Indiana’s RFRA does not grant a license to discriminate. First of all, the state of Indiana, like 28 other states, has never prohibited discrimination based on sexual orientation at public accommodations. Even without such laws in most states, discrimination doesn’t commonly occur because the United States is a nation that is tolerant of gay people and intolerant of bigots. Mean-spirited actions by a business owner anywhere in the country would almost certainly be met with a major backlash.

It is true that several local ordinances in Indiana prohibit discrimination on the basis of sexual orientation, but RFRA does not declare that those ordinances are invalid if someone requests a religious exemption.

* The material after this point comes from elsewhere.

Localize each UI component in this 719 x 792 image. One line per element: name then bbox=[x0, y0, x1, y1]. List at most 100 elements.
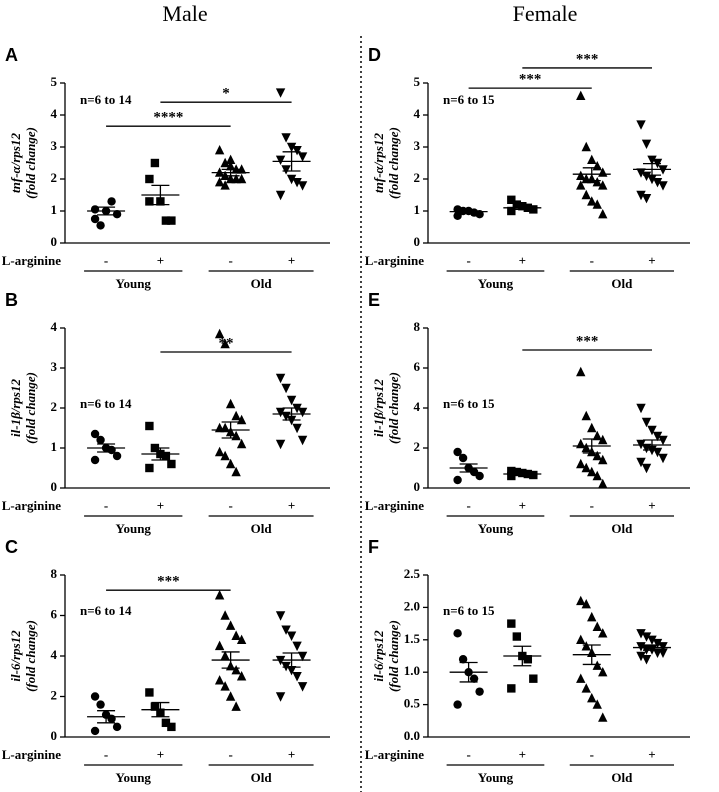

Again, RFRA simply establishes the balancing test courts must apply in religious freedom cases.

As Stanford’s Michael McConnell told me last year, RFRA laws haven’t yet collided with public accommodation laws. But what if they do? “For the most part, I think the public accommodation laws are going to win out,” McConnell said. “But I could imagine a circumstance where you have somebody renting out a bedroom in their house, and they have children they’re trying to bring up in a particular way, and there would be some very specific conflict with their religion that I could imagine. If the couple could go anywhere and it’s no real interference with their ability to find housing–these cases are just not all one way or the other. They depend powerfully on the particular circumstance.”

That of course is a purely hypothetical case for now. In the real world, the debate concerning gay rights and religious freedom has focused on a handful of cases involving religious business owners who were penalized by the government for declining to decorate or photograph same-sex weddings. You could just as easily imagine a case in which a wedding singer declines to work a same-sex wedding ceremony because of religious objections. But a small number of conscientious objectors declining to participate commercially in same-sex weddings is quite different than the specter of Jim Crow for gay Americans–hotels and restaurants turning away gay people simply because they are gay.